Penguatan UMKM menjadi penting karena perkembangan pariwisata dan ekonomi lokal memiliki hubungan yang erat. Ketika destinasi wisata berkembang, pelaku usaha lokal dapat memperoleh peluang untuk menyediakan makanan, produk, jasa, penginapan, serta berbagai kebutuhan wisatawan.
Di sisi lain, peluang tersebut membutuhkan kesiapan masyarakat. Karena itu, peningkatan kapasitas melalui pelatihan menjadi bagian penting dari pemberdayaan. Pelaku UMKM tidak hanya membutuhkan bantuan, tetapi juga pengetahuan agar mampu mengembangkan usaha secara mandiri.
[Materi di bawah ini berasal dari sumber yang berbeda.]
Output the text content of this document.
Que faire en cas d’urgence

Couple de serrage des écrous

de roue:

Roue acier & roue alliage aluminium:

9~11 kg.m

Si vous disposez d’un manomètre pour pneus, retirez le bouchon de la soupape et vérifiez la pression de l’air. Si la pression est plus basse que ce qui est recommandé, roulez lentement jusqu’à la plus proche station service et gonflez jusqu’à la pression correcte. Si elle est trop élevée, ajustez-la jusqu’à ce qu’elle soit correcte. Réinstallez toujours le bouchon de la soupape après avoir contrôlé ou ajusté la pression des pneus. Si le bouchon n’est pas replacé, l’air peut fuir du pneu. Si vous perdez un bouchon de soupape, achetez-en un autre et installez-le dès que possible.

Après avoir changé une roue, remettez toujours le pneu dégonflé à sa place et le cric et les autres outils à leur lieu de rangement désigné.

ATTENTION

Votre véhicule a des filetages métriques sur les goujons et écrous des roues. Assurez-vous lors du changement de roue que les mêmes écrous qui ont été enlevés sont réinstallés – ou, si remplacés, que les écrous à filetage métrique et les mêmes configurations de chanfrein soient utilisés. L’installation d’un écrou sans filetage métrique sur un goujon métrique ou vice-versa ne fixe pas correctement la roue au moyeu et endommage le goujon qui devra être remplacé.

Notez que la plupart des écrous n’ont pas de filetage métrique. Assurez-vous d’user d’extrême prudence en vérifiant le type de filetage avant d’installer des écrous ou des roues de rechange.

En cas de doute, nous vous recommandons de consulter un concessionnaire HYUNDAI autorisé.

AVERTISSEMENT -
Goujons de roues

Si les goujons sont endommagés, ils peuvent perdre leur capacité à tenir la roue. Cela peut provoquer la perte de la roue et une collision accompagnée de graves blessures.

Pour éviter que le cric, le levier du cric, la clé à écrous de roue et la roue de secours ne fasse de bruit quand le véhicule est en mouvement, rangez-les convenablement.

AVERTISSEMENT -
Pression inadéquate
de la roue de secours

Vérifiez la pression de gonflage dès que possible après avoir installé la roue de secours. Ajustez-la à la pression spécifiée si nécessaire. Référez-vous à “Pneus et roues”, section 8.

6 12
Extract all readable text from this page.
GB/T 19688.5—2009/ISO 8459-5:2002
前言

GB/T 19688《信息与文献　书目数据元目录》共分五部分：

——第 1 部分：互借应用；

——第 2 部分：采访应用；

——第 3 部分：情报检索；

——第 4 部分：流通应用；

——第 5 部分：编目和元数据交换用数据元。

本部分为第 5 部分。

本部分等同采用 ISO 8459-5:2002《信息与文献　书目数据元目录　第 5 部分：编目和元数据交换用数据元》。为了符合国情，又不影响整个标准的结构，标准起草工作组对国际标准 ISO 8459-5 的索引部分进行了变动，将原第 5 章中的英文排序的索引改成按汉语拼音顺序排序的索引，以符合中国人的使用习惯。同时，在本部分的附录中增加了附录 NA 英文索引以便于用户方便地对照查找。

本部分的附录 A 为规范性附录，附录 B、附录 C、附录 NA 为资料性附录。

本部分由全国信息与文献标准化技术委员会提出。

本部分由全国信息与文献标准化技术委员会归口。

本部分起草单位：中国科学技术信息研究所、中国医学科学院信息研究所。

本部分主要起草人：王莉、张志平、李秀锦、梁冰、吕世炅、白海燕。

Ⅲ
Pemanfaatan teknologi menjadi salah satu kemampuan yang semakin penting. Media sosial dapat digunakan untuk memperluas promosi, sementara pencatatan keuangan yang lebih tertib dapat membantu pelaku usaha memahami kondisi bisnis dan mengambil keputusan dengan lebih baik.
Pengembangan Desa Bulok juga membutuhkan perhatian terhadap lingkungan. Pembersihan pantai, pembuatan tempat sampah, serta penanaman 810 bibit kelapa menjadi bagian dari rangkaian kegiatan yang dilakukan selama program berlangsung.
Kolaborasi PTPN Group, InJourney Group, PT Angkasa Pura Indonesia, ITDC, pemerintah daerah, dan masyarakat menunjukkan bahwa pembangunan desa membutuhkan sinergi lintas sektor. Setiap pihak dapat membawa kompetensi dan sumber daya yang berbeda untuk mendukung tujuan yang sama.
Pada akhirnya, keberhasilan Relawan Bakti BUMN 2026 tidak hanya ditentukan oleh banyaknya kegiatan yang dilaksanakan selama empat hari. Dampak jangka panjang terhadap kapasitas masyarakat, perkembangan UMKM, kualitas layanan wisata, dan keberlanjutan lingkungan menjadi ukuran yang tidak kalah penting.
Jika pendampingan dan kolaborasi dapat terus berjalan, Desa Bulok memiliki peluang untuk mengembangkan potensi wisata dan UMKM secara lebih kuat. Masyarakat lokal pun dapat menjadi bagian utama dari pertumbuhan ekonomi, bukan sekadar penerima manfaat.
Melalui pendekatan tersebut, Relawan Bakti BUMN 2026 di Lampung Selatan memperlihatkan bahwa pemberdayaan ekonomi akan lebih kuat ketika dilakukan bersama masyarakat, memperhatikan potensi lokal, dan diarahkan pada peningkatan kemampuan yang dapat bertahan dalam jangka panjang.